Kihyun partiu um pedaço para si e me cutucou. – Ei, já deu o drama, não é? – ele olhou para Martina e assentiu com a cabeça. Esticou a mão, sem soltar o prato (o que achava que eu iria fazer, seu psicopata!?) e me entregou outro garfo. – Toma. Você me convenceu. Vou dividir com você. Mas só porque você parece desesperada.

Um pedaço de torta sendo comido por duas pessoas ao mesmo tempo tende a acabar rápido. O tempo que isso aconteceu, ficamos em silêncio, apenas olhando para o prato. Não é como se eu tivesse o que dizer, só sentir. E ele respeitou isso. Até o momento de ficar apenas um único morango grande no centro do prato.
Kihyun me olhou e empurrou o prato pra mim. – Todo seu.
- Você pagou por ele, é justo que seja seu.
- Dividir? – ambos olhamos para Martina, no balcão, nos observando. – Vocês parecem meu filho, quando era pequenininho e eu fazia essa torta para os eventos da escola.
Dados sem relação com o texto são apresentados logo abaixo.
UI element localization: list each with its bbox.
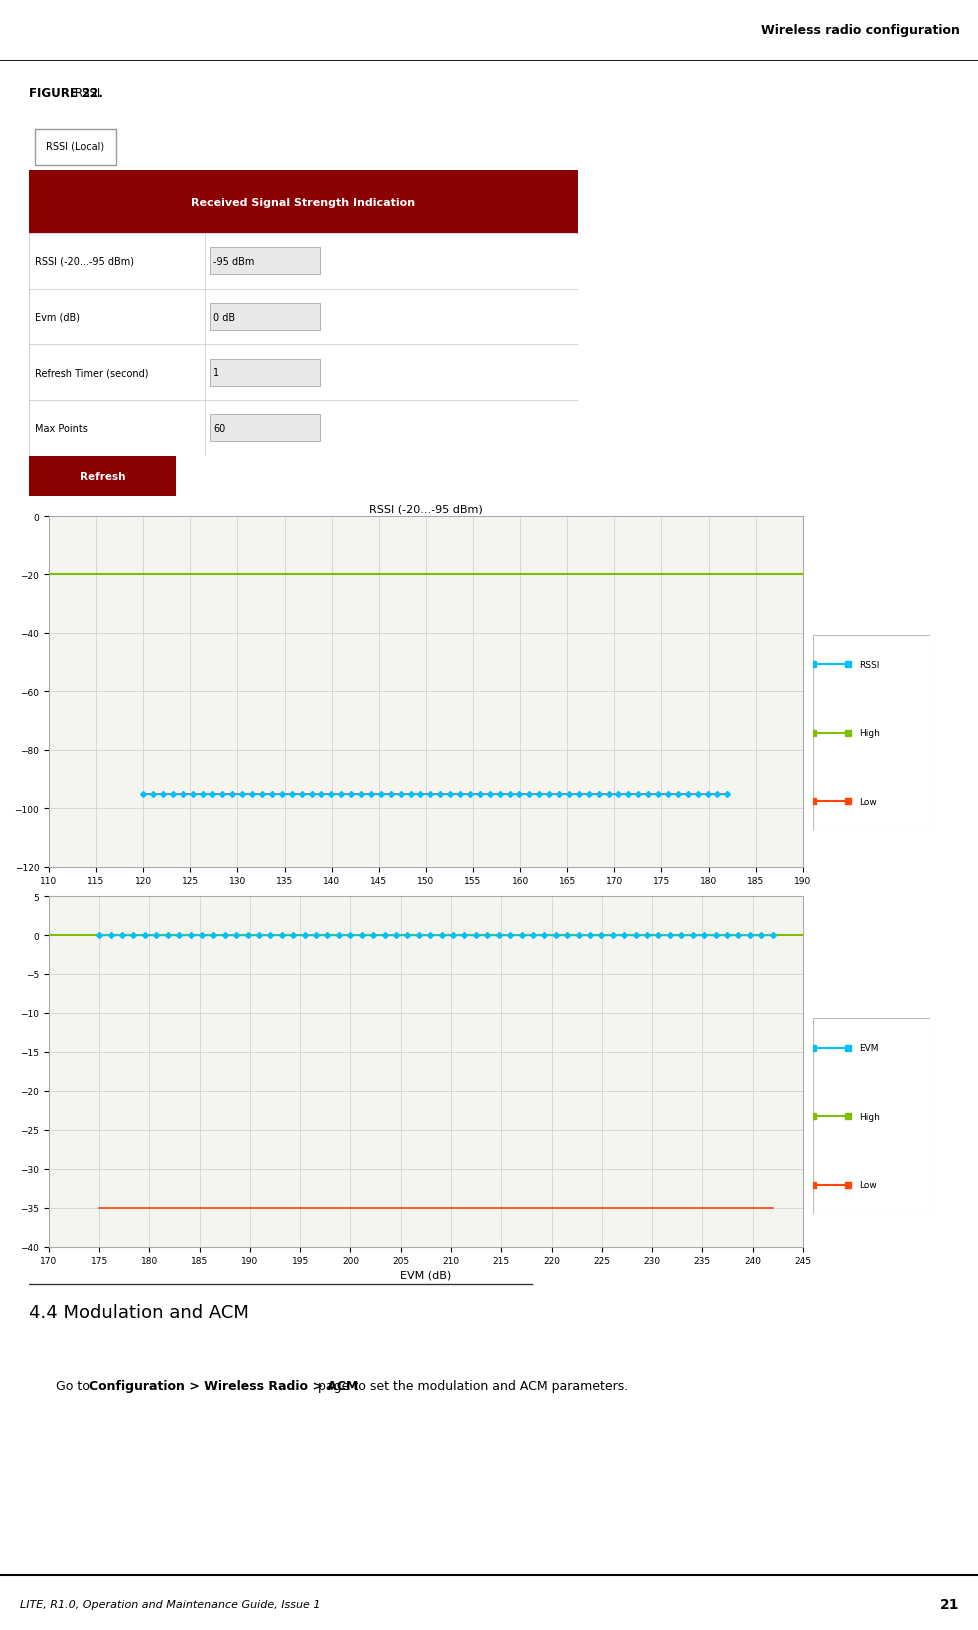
- Bar: [29, 290, 577, 346]
- Bar: [210, 416, 320, 442]
- Text: Evm (dB): Evm (dB): [35, 313, 80, 323]
- Bar: [29, 233, 204, 290]
- Text: RSSI: RSSI: [75, 88, 102, 99]
- Bar: [29, 401, 577, 456]
- Text: LITE, R1.0, Operation and Maintenance Guide, Issue 1: LITE, R1.0, Operation and Maintenance Gu…: [20, 1599, 320, 1609]
- Text: High: High: [859, 1112, 879, 1121]
- Text: Refresh Timer (second): Refresh Timer (second): [35, 368, 149, 378]
- FancyBboxPatch shape: [35, 129, 115, 166]
- Text: Refresh: Refresh: [80, 471, 125, 482]
- Text: Low: Low: [859, 797, 876, 807]
- Text: Max Points: Max Points: [35, 424, 88, 434]
- Text: RSSI (-20...-95 dBm): RSSI (-20...-95 dBm): [35, 256, 134, 267]
- Bar: [29, 290, 204, 346]
- Text: Configuration > Wireless Radio > ACM: Configuration > Wireless Radio > ACM: [89, 1379, 358, 1392]
- Text: RSSI (Local): RSSI (Local): [46, 142, 104, 152]
- Text: EVM: EVM: [859, 1043, 878, 1053]
- Bar: [210, 303, 320, 331]
- Text: Received Signal Strength Indication: Received Signal Strength Indication: [192, 197, 415, 207]
- Bar: [29, 171, 577, 233]
- Text: High: High: [859, 729, 879, 738]
- Text: 60: 60: [213, 424, 225, 434]
- X-axis label: EVM (dB): EVM (dB): [400, 1270, 451, 1280]
- Text: FIGURE 22.: FIGURE 22.: [29, 88, 103, 99]
- Text: page to set the modulation and ACM parameters.: page to set the modulation and ACM param…: [314, 1379, 628, 1392]
- Title: RSSI (-20...-95 dBm): RSSI (-20...-95 dBm): [369, 505, 482, 515]
- Bar: [29, 233, 577, 290]
- Bar: [29, 401, 204, 456]
- Text: RSSI: RSSI: [859, 660, 879, 670]
- Text: 21: 21: [939, 1597, 958, 1610]
- Text: 0 dB: 0 dB: [213, 313, 235, 323]
- Bar: [210, 248, 320, 275]
- Text: 4.4 Modulation and ACM: 4.4 Modulation and ACM: [29, 1302, 249, 1322]
- Bar: [210, 359, 320, 386]
- Text: Low: Low: [859, 1180, 876, 1190]
- Bar: [29, 346, 204, 401]
- Text: -95 dBm: -95 dBm: [213, 256, 254, 267]
- Text: Go to: Go to: [56, 1379, 94, 1392]
- Text: Wireless radio configuration: Wireless radio configuration: [760, 24, 958, 37]
- Bar: [29, 346, 577, 401]
- Text: 1: 1: [213, 368, 219, 378]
Ele vivia brigando com uma coleguinha. Dois bobos.
- E o que aconteceu? – perguntei. Martina deu de ombros.
- São casados há vinte anos e tem uma filha. – olhei para Kihyun de soslaio e ele me empurrou o prato novamente.
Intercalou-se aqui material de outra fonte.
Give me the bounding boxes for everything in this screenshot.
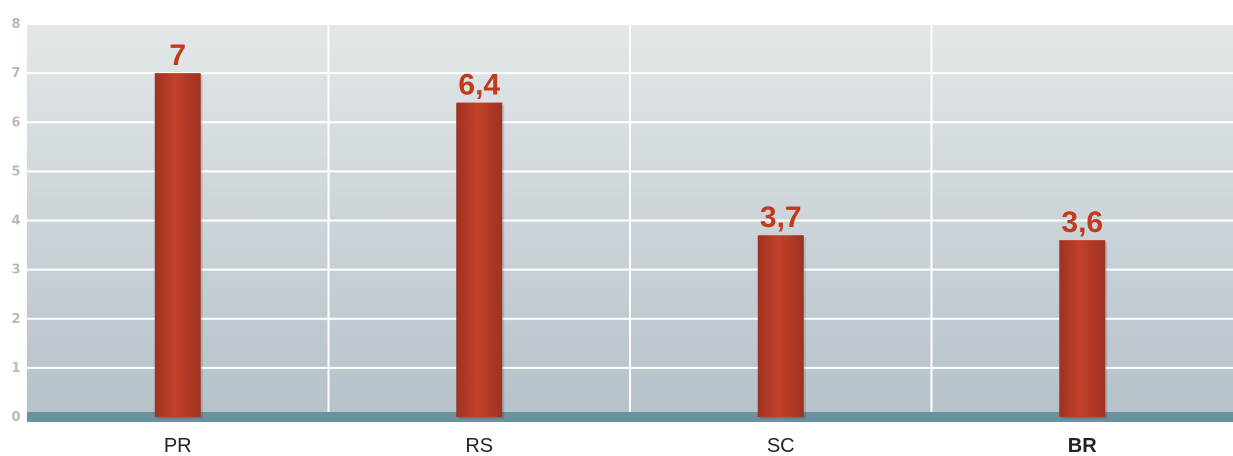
bars [154,73,1108,419]
y-tick-0: 0 [11,410,20,425]
y-tick-2: 2 [11,312,20,327]
data-label-pr: 7 [169,39,186,72]
x-axis-ticks: PR RS SC BR [164,435,1097,456]
data-labels: 7 6,4 3,7 3,6 [169,39,1103,239]
bar-sc [757,235,804,417]
x-tick-sc: SC [767,435,795,456]
x-tick-pr: PR [164,435,192,456]
y-tick-6: 6 [11,115,20,130]
data-label-sc: 3,7 [760,201,802,234]
bar-pr [154,73,201,417]
bar-rs [456,102,503,417]
x-tick-br: BR [1068,435,1097,456]
baseline-band-rect [27,412,1233,422]
y-tick-3: 3 [11,263,20,278]
data-label-rs: 6,4 [458,69,500,102]
gridlines [27,23,1233,417]
y-tick-5: 5 [11,164,20,179]
y-tick-8: 8 [11,17,20,32]
y-tick-7: 7 [11,66,20,81]
baseline-band [27,412,1233,422]
x-tick-rs: RS [465,435,493,456]
y-tick-4: 4 [11,214,20,229]
bar-br [1059,240,1106,417]
data-label-br: 3,6 [1061,206,1103,239]
y-tick-1: 1 [11,361,20,376]
y-axis-ticks: 0 1 2 3 4 5 6 7 8 [11,17,20,425]
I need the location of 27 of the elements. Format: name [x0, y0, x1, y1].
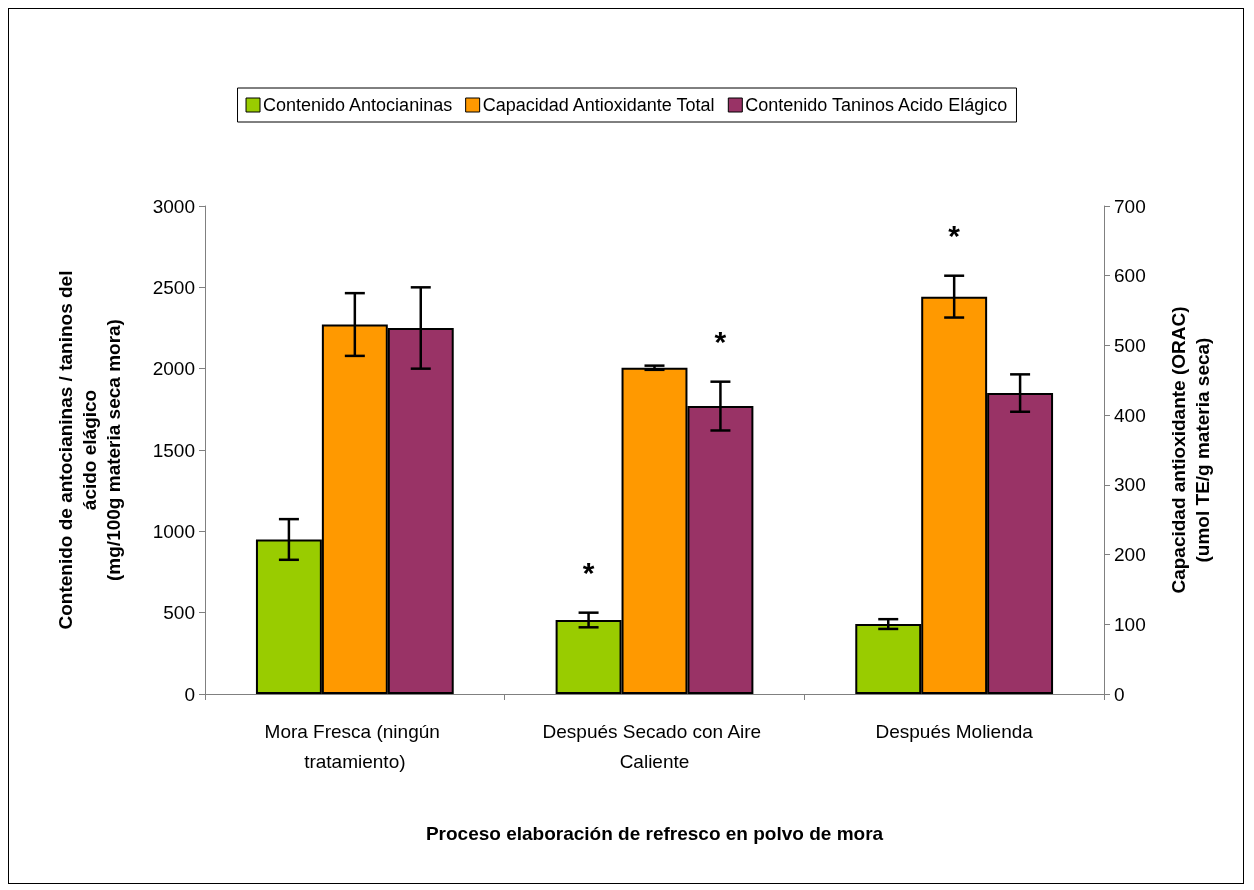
y2-tick-label: 100: [1114, 613, 1146, 635]
y-axis-title: Contenido de antocianinas / taninos del ácido elágico (mg/100g materia seca mora): [54, 270, 124, 630]
y2-axis-title: Capacidad antioxidante (ORAC) (umol TE/g materia seca): [1167, 306, 1213, 594]
y2-tick-label: 300: [1114, 474, 1146, 496]
data-label: *: [948, 219, 961, 253]
y2-tick-label: 400: [1114, 404, 1146, 426]
data-label: *: [582, 556, 595, 590]
y-tick-label: 1000: [152, 520, 195, 542]
y-tick-label: 2000: [152, 358, 195, 380]
y-tick-label: 3000: [152, 195, 195, 217]
y2-tick-label: 500: [1114, 334, 1146, 356]
y-tick-label: 500: [163, 602, 195, 624]
x-tick-label: Mora Fresca (ningún tratamiento): [264, 720, 446, 772]
x-tick-label: Después Molienda: [875, 720, 1034, 742]
x-axis-title: Proceso elaboración de refresco en polvo de mora: [425, 823, 884, 844]
y-tick-label: 0: [184, 683, 195, 705]
y-tick-label: 1500: [152, 439, 195, 461]
y2-tick-label: 700: [1114, 195, 1146, 217]
legend-label: Contenido Taninos Acido Elágico: [745, 95, 1008, 115]
legend-label: Contenido Antocianinas: [263, 95, 453, 115]
legend-label: Capacidad Antioxidante Total: [482, 95, 715, 115]
y2-tick-label: 600: [1114, 265, 1146, 287]
data-label: *: [714, 325, 727, 359]
y-tick-label: 2500: [152, 276, 195, 298]
x-tick-label: Después Secado con Aire Caliente: [542, 720, 767, 772]
y2-tick-label: 200: [1114, 544, 1146, 566]
y2-tick-label: 0: [1114, 683, 1125, 705]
- Eu tenho sido escroto com você. Também te devo desculpas se não tenho sido um bom vizinho. Ficar com o morango nesse momento é o mínimo que posso fazer por você.
Mordi os lábios, tocada. Era tão incomum Kihyun ser uma boa pessoa, era tão estranho quanto ter uma lhama andando na rua. Sorri, antes de abocanhar o morango. Estava maravilhoso.
Me levantei e parei do lado de Kihyun. Sorri de novo antes de me abaixar e dar um beijo em sua bochecha, saindo pela porta da confeitaria aliviada.
Finalmente havia conseguido a minha torta de morangos!